Dennoch proben die baskischen Nationalisten elf Jahre danach den Aufstand: Im Regionalparlament beschlossen Mitte Februar drei der vier regionalistischen Gruppierun­gen das baskische Recht auf politi­sche, wirtschaftliche, kulturelle und soziale Selbstbestimmung. Die mit Mehrheit angenommene Resolution fertigt das Autonomie-Statut als dem damaligen Zeitpunkt gemäß ab und fordert dessen „Weiterent­wicklung". Der einzig legitime Volksvertreter sei das baskische Parlament.

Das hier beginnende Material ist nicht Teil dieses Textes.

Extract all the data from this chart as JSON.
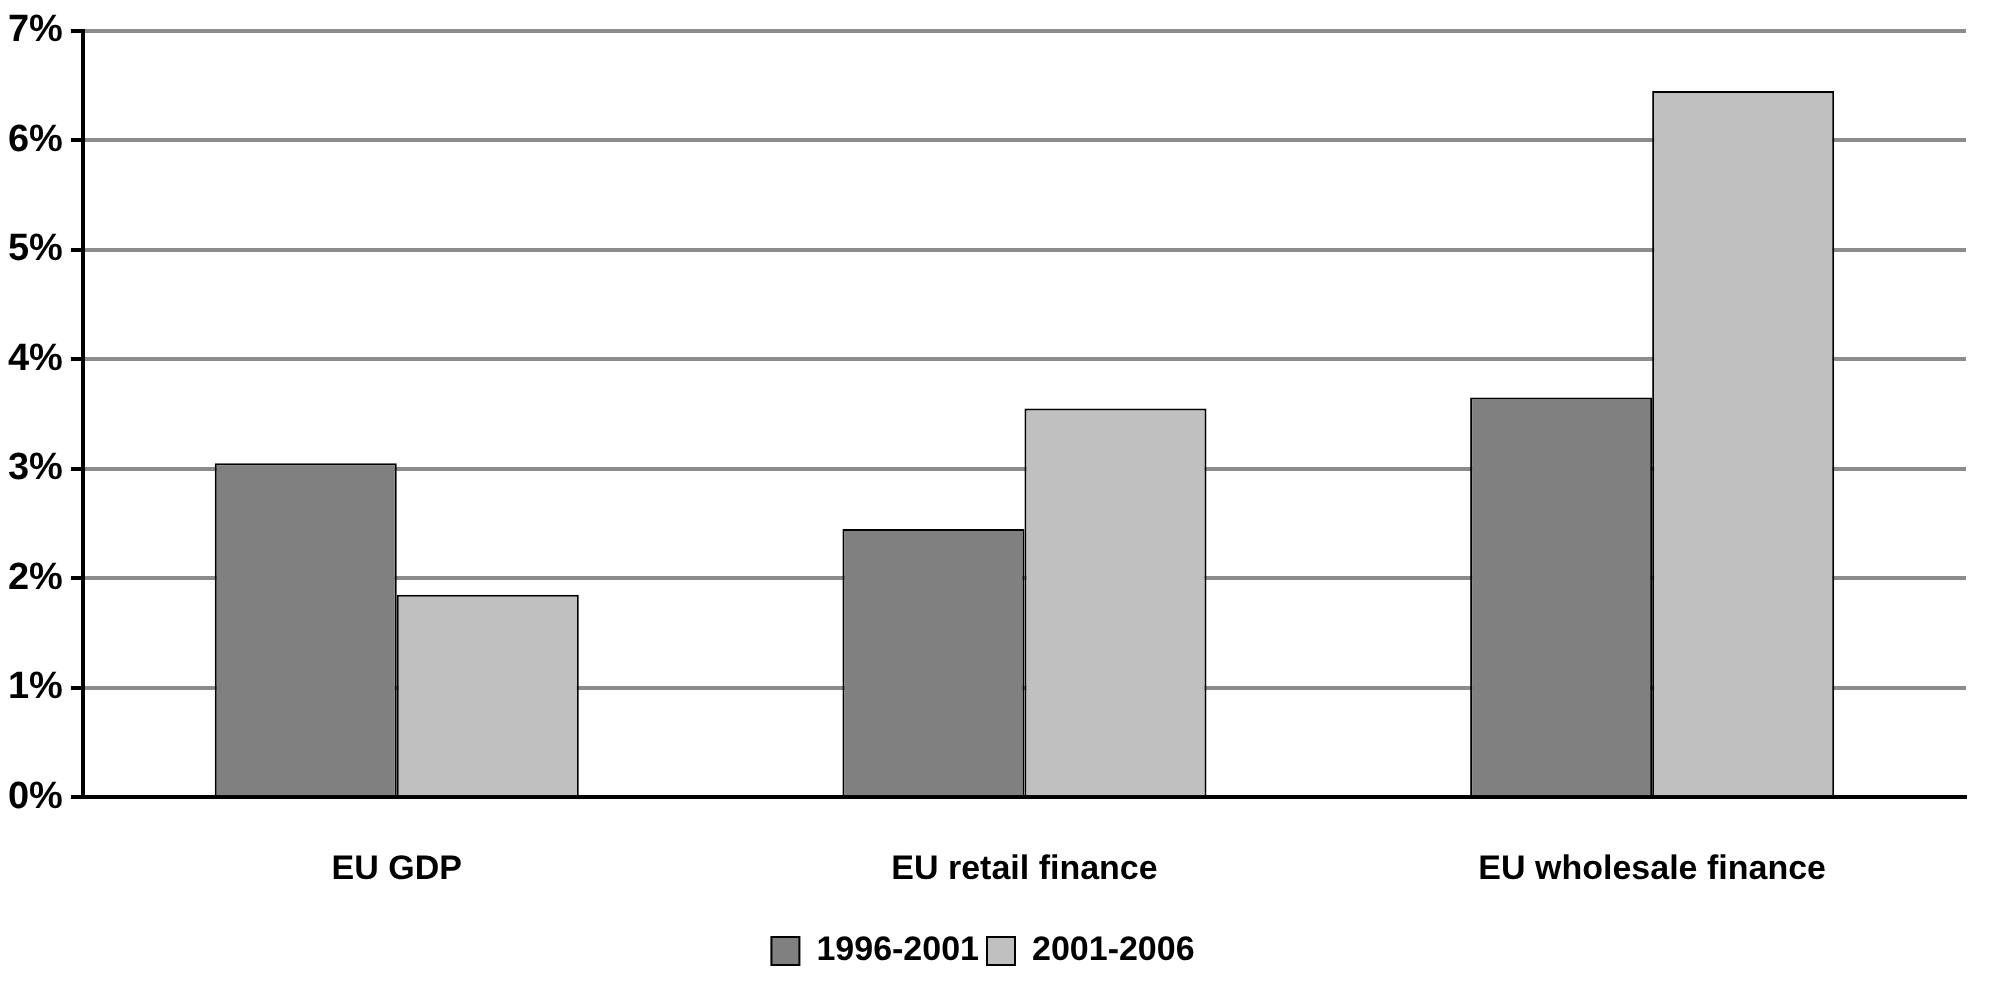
{
  "chart_data": {
    "type": "bar",
    "categories": [
      "EU GDP",
      "EU retail finance",
      "EU wholesale finance"
    ],
    "series": [
      {
        "name": "1996-2001",
        "color": "#808080",
        "values": [
          3.05,
          2.45,
          3.65
        ]
      },
      {
        "name": "2001-2006",
        "color": "#c0c0c0",
        "values": [
          1.85,
          3.55,
          6.45
        ]
      }
    ],
    "ylim": [
      0,
      7
    ],
    "yticks": [
      {
        "value": 0,
        "label": "0%"
      },
      {
        "value": 1,
        "label": "1%"
      },
      {
        "value": 2,
        "label": "2%"
      },
      {
        "value": 3,
        "label": "3%"
      },
      {
        "value": 4,
        "label": "4%"
      },
      {
        "value": 5,
        "label": "5%"
      },
      {
        "value": 6,
        "label": "6%"
      },
      {
        "value": 7,
        "label": "7%"
      }
    ],
    "grid": "y",
    "legend": "bottom"
  }
}
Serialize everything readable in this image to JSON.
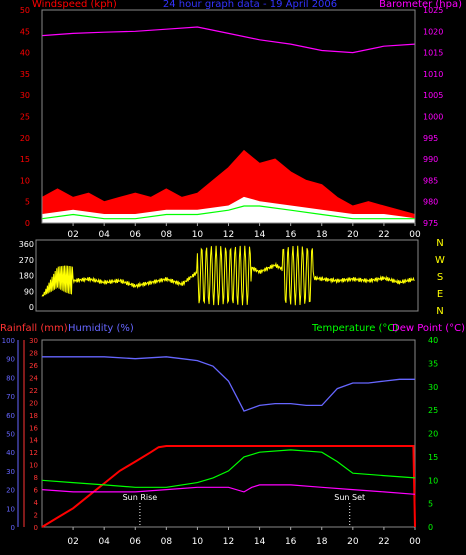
{
  "chart_data": [
    {
      "type": "line",
      "title": "24 hour graph data - 19 April 2006",
      "left_axis": {
        "label": "Windspeed (kph)",
        "ticks": [
          0,
          5,
          10,
          15,
          20,
          25,
          30,
          35,
          40,
          45,
          50
        ],
        "color": "#ff0000"
      },
      "right_axis": {
        "label": "Barometer (hpa)",
        "ticks": [
          975,
          980,
          985,
          990,
          995,
          1000,
          1005,
          1010,
          1015,
          1020,
          1025
        ],
        "color": "#ff00ff"
      },
      "x_ticks": [
        "02",
        "04",
        "06",
        "08",
        "10",
        "12",
        "14",
        "16",
        "18",
        "20",
        "22",
        "00"
      ],
      "series": [
        {
          "name": "Barometer (hpa)",
          "color": "#ff00ff",
          "x": [
            0,
            2,
            4,
            6,
            8,
            10,
            12,
            14,
            16,
            18,
            20,
            22,
            24
          ],
          "values": [
            1019,
            1019.5,
            1019.8,
            1020,
            1020.5,
            1021,
            1019.5,
            1018,
            1017,
            1015.5,
            1015,
            1016.5,
            1017
          ]
        },
        {
          "name": "Gust",
          "color": "#ff0000",
          "x": [
            0,
            1,
            2,
            3,
            4,
            5,
            6,
            7,
            8,
            9,
            10,
            11,
            12,
            13,
            14,
            15,
            16,
            17,
            18,
            19,
            20,
            21,
            22,
            23,
            24
          ],
          "values": [
            6,
            8,
            6,
            7,
            5,
            6,
            7,
            6,
            8,
            6,
            7,
            10,
            13,
            17,
            14,
            15,
            12,
            10,
            9,
            6,
            4,
            5,
            4,
            3,
            2
          ]
        },
        {
          "name": "Average",
          "color": "#ffffff",
          "x": [
            0,
            2,
            4,
            6,
            8,
            10,
            12,
            13,
            14,
            16,
            18,
            20,
            22,
            24
          ],
          "values": [
            2,
            3,
            2,
            2,
            3,
            3,
            4,
            6,
            5,
            4,
            3,
            2,
            2,
            1
          ]
        },
        {
          "name": "Wind avg",
          "color": "#00ff00",
          "x": [
            0,
            2,
            4,
            6,
            8,
            10,
            12,
            13,
            14,
            16,
            18,
            20,
            22,
            24
          ],
          "values": [
            1,
            2,
            1,
            1,
            2,
            2,
            3,
            4,
            4,
            3,
            2,
            1,
            1,
            1
          ]
        }
      ]
    },
    {
      "type": "scatter",
      "left_axis": {
        "ticks": [
          0,
          90,
          180,
          270,
          360
        ]
      },
      "right_axis": {
        "letters": [
          "N",
          "W",
          "S",
          "E",
          "N"
        ]
      },
      "x_ticks": [
        "02",
        "04",
        "06",
        "08",
        "10",
        "12",
        "14",
        "16",
        "18",
        "20",
        "22",
        "00"
      ],
      "series": [
        {
          "name": "Wind direction",
          "color": "#ffff00",
          "x": [
            0,
            1,
            2,
            3,
            4,
            5,
            6,
            7,
            8,
            9,
            10,
            11,
            12,
            13,
            14,
            15,
            16,
            17,
            18,
            19,
            20,
            21,
            22,
            23,
            24
          ],
          "values": [
            60,
            170,
            150,
            160,
            140,
            150,
            120,
            140,
            160,
            130,
            200,
            180,
            220,
            250,
            200,
            240,
            190,
            170,
            160,
            150,
            160,
            150,
            165,
            140,
            160
          ]
        }
      ]
    },
    {
      "type": "line",
      "left_axis_humidity": {
        "label": "Humidity (%)",
        "ticks": [
          0,
          10,
          20,
          30,
          40,
          50,
          60,
          70,
          80,
          90,
          100
        ],
        "color": "#6666ff"
      },
      "left_axis_rain": {
        "label": "Rainfall (mm)",
        "ticks": [
          0,
          2,
          4,
          6,
          8,
          10,
          12,
          14,
          16,
          18,
          20,
          22,
          24,
          26,
          28,
          30
        ],
        "color": "#ff3333"
      },
      "right_axis": {
        "label": "Temperature (°C)",
        "label2": "Dew Point (°C)",
        "ticks": [
          0,
          5,
          10,
          15,
          20,
          25,
          30,
          35,
          40
        ],
        "color": "#00ff00"
      },
      "x_ticks": [
        "02",
        "04",
        "06",
        "08",
        "10",
        "12",
        "14",
        "16",
        "18",
        "20",
        "22",
        "00"
      ],
      "annotations": [
        "Sun Rise",
        "Sun Set"
      ],
      "series": [
        {
          "name": "Humidity (%)",
          "color": "#6666ff",
          "x": [
            0,
            2,
            4,
            6,
            8,
            9,
            10,
            11,
            12,
            12.5,
            13,
            14,
            15,
            16,
            17,
            18,
            19,
            20,
            21,
            22,
            23,
            24
          ],
          "values": [
            91,
            91,
            91,
            90,
            91,
            90,
            89,
            86,
            78,
            70,
            62,
            65,
            66,
            66,
            65,
            65,
            74,
            77,
            77,
            78,
            79,
            79
          ]
        },
        {
          "name": "Rainfall (mm)",
          "color": "#ff0000",
          "x": [
            0,
            1,
            2,
            3,
            4,
            5,
            6,
            7,
            7.5,
            8,
            9,
            10,
            12,
            14,
            16,
            18,
            20,
            22,
            23.9,
            24
          ],
          "values": [
            0,
            1.5,
            3,
            5,
            7,
            9,
            10.5,
            12,
            12.8,
            13,
            13,
            13,
            13,
            13,
            13,
            13,
            13,
            13,
            13,
            0
          ]
        },
        {
          "name": "Temperature (°C)",
          "color": "#00ff00",
          "x": [
            0,
            2,
            4,
            6,
            8,
            10,
            11,
            12,
            13,
            14,
            16,
            18,
            19,
            20,
            22,
            24
          ],
          "values": [
            10,
            9.5,
            9,
            8.5,
            8.5,
            9.5,
            10.5,
            12,
            15,
            16,
            16.5,
            16,
            14,
            11.5,
            11,
            10.5
          ]
        },
        {
          "name": "Dew Point (°C)",
          "color": "#ff00ff",
          "x": [
            0,
            2,
            4,
            6,
            8,
            10,
            12,
            13,
            13.5,
            14,
            16,
            18,
            20,
            22,
            24
          ],
          "values": [
            8,
            7.5,
            7.5,
            7.5,
            8,
            8.5,
            8.5,
            7.5,
            8.5,
            9,
            9,
            8.5,
            8,
            7.5,
            7
          ]
        }
      ]
    }
  ]
}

Der Moment war günstig für den katalanischen Listenführer Jordi Pujol (CiU). Seine Fraktion hatte den Selbstbestimmungs-Stein ins Rollen gebracht, um sich am Ende als Spanien-Treuer zu erweisen. Pujol zog genau am Tag des Bas­ken-Beschlusses zurück: Katalo­nien wolle nicht die Selbstbestim­mung, sondern nur ein höheres Maß an Autonomie.

Mit eigenem Muskelspiel und dem baskischen Bösewicht wollen die Katalanen offensichtlich ein neues Gesetz über die Finanzförderung ihrer Autonomie erreichen. Jene des Baskenlandes ist seit Jahren groß­zügiger.